Fast Approximate Polynomial Multipoint Evaluation and Applications

It is well known that, using fast algorithms for polynomial multiplication and division, evaluation of a polynomial $F \in \mathbb{C}[x]$ of degree $n$ at $n$ complex-valued points can be done with $\tilde{O}(n)$ exact field operations in $\mathbb{C},$ where $\tilde{O}(\cdot)$ means that we omit polylogarithmic factors. We complement this result by an analysis of approximate multipoint evaluation of $F$ to a precision of $L$ bits after the binary point and prove a bit complexity of $\tilde{O}(n(L + \tau + n\Gamma)),$ where $2^\tau$ and $2^\Gamma,$ with $\tau, \Gamma \in \mathbb{N}_{\ge 1},$ are bounds on the magnitude of the coefficients of $F$ and the evaluation points, respectively.
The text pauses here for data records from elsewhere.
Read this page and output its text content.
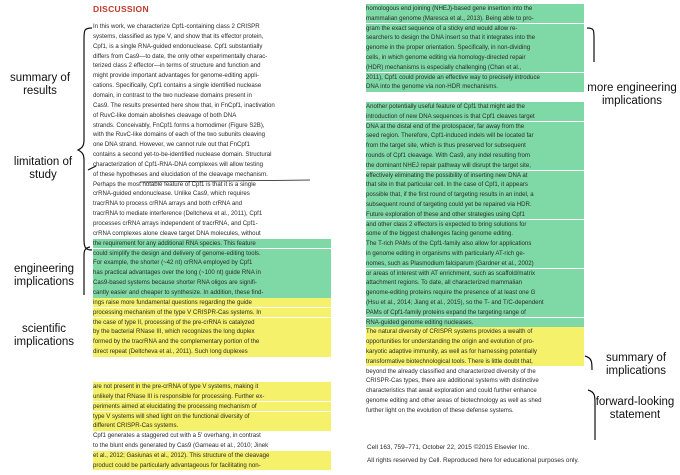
DISCUSSION
In this work, we characterize Cpf1-containing class 2 CRISPR
systems, classified as type V, and show that its effector protein,
Cpf1, is a single RNA-guided endonuclease. Cpf1 substantially
differs from Cas9—to date, the only other experimentally charac-
terized class 2 effector—in terms of structure and function and
might provide important advantages for genome-editing appli-
cations. Specifically, Cpf1 contains a single identified nuclease
domain, in contrast to the two nuclease domains present in
Cas9. The results presented here show that, in FnCpf1, inactivation
of RuvC-like domain abolishes cleavage of both DNA
strands. Conceivably, FnCpf1 forms a homodimer (Figure S2B),
with the RuvC-like domains of each of the two subunits cleaving
one DNA strand. However, we cannot rule out that FnCpf1
contains a second yet-to-be-identified nuclease domain. Structural
characterization of Cpf1-RNA-DNA complexes will allow testing
of these hypotheses and elucidation of the cleavage mechanism.
Perhaps the most notable feature of Cpf1 is that it is a single
crRNA-guided endonuclease. Unlike Cas9, which requires
tracrRNA to process crRNA arrays and both crRNA and
tracrRNA to mediate interference (Deltcheva et al., 2011), Cpf1
processes crRNA arrays independent of tracrRNA, and Cpf1-
crRNA complexes alone cleave target DNA molecules, without
the requirement for any additional RNA species. This feature
could simplify the design and delivery of genome-editing tools.
For example, the shorter (~42 nt) crRNA employed by Cpf1
has practical advantages over the long (~100 nt) guide RNA in
Cas9-based systems because shorter RNA oligos are signifi-
cantly easier and cheaper to synthesize. In addition, these find-
ings raise more fundamental questions regarding the guide
processing mechanism of the type V CRISPR-Cas systems. In
the case of type II, processing of the pre-crRNA is catalyzed
by the bacterial RNase III, which recognizes the long duplex
formed by the tracrRNA and the complementary portion of the
direct repeat (Deltcheva et al., 2011). Such long duplexes
are not present in the pre-crRNA of type V systems, making it
unlikely that RNase III is responsible for processing. Further ex-
periments aimed at elucidating the processing mechanism of
type V systems will shed light on the functional diversity of
different CRISPR-Cas systems.
Cpf1 generates a staggered cut with a 5' overhang, in contrast
to the blunt ends generated by Cas9 (Garneau et al., 2010; Jinek
et al., 2012; Gasiunas et al., 2012). This structure of the cleavage
product could be particularly advantageous for facilitating non-
homologous end joining (NHEJ)-based gene insertion into the
mammalian genome (Maresca et al., 2013). Being able to pro-
gram the exact sequence of a sticky end would allow re-
searchers to design the DNA insert so that it integrates into the
genome in the proper orientation. Specifically, in non-dividing
cells, in which genome editing via homology-directed repair
(HDR) mechanisms is especially challenging (Chan et al.,
2011), Cpf1 could provide an effective way to precisely introduce
DNA into the genome via non-HDR mechanisms.
Another potentially useful feature of Cpf1 that might aid the
introduction of new DNA sequences is that Cpf1 cleaves target
DNA at the distal end of the protospacer, far away from the
seed region. Therefore, Cpf1-induced indels will be located far
from the target site, which is thus preserved for subsequent
rounds of Cpf1 cleavage. With Cas9, any indel resulting from
the dominant NHEJ repair pathway will disrupt the target site,
effectively eliminating the possibility of inserting new DNA at
that site in that particular cell. In the case of Cpf1, it appears
possible that, if the first round of targeting results in an indel, a
subsequent round of targeting could yet be repaired via HDR.
Future exploration of these and other strategies using Cpf1
and other class 2 effectors is expected to bring solutions for
some of the biggest challenges facing genome editing.
The T-rich PAMs of the Cpf1-family also allow for applications
in genome editing in organisms with particularly AT-rich ge-
nomes, such as Plasmodium falciparum (Gardner et al., 2002)
or areas of interest with AT enrichment, such as scaffold/matrix
attachment regions. To date, all characterized mammalian
genome-editing proteins require the presence of at least one G
(Hsu et al., 2014; Jiang et al., 2015), so the T- and T/C-dependent
PAMs of Cpf1-family proteins expand the targeting range of
RNA-guided genome editing nucleases.
The natural diversity of CRISPR systems provides a wealth of
opportunities for understanding the origin and evolution of pro-
karyotic adaptive immunity, as well as for harnessing potentially
transformative biotechnological tools. There is little doubt that,
beyond the already classified and characterized diversity of the
CRISPR-Cas types, there are additional systems with distinctive
characteristics that await exploration and could further enhance
genome editing and other areas of biotechnology as well as shed
further light on the evolution of these defense systems.
summary of results
limitation of study
engineering implications
scientific implications
more engineering implications
summary of implications
forward-looking statement
Cell 163, 759–771, October 22, 2015 ©2015 Elsevier Inc.
All rights reserved by Cell. Reproduced here for educational purposes only.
In particular, in the important case where the precision demand dominates the other input parameters, the complexity is soft-linear in $n$ and $L$. Our result on approximate multipoint evaluation has some interesting consequences on the bit complexity of further approximation algorithms which all use polynomial evaluation as a key subroutine. Of these applications, we discuss in detail an algorithm for polynomial interpolation and for computing a Taylor shift of a polynomial. Furthermore, our result can be used to derive improved complexity bounds for algorithms to refine isolating intervals for the real roots of a polynomial. For all of the latter algorithms, we derive near-optimal running times.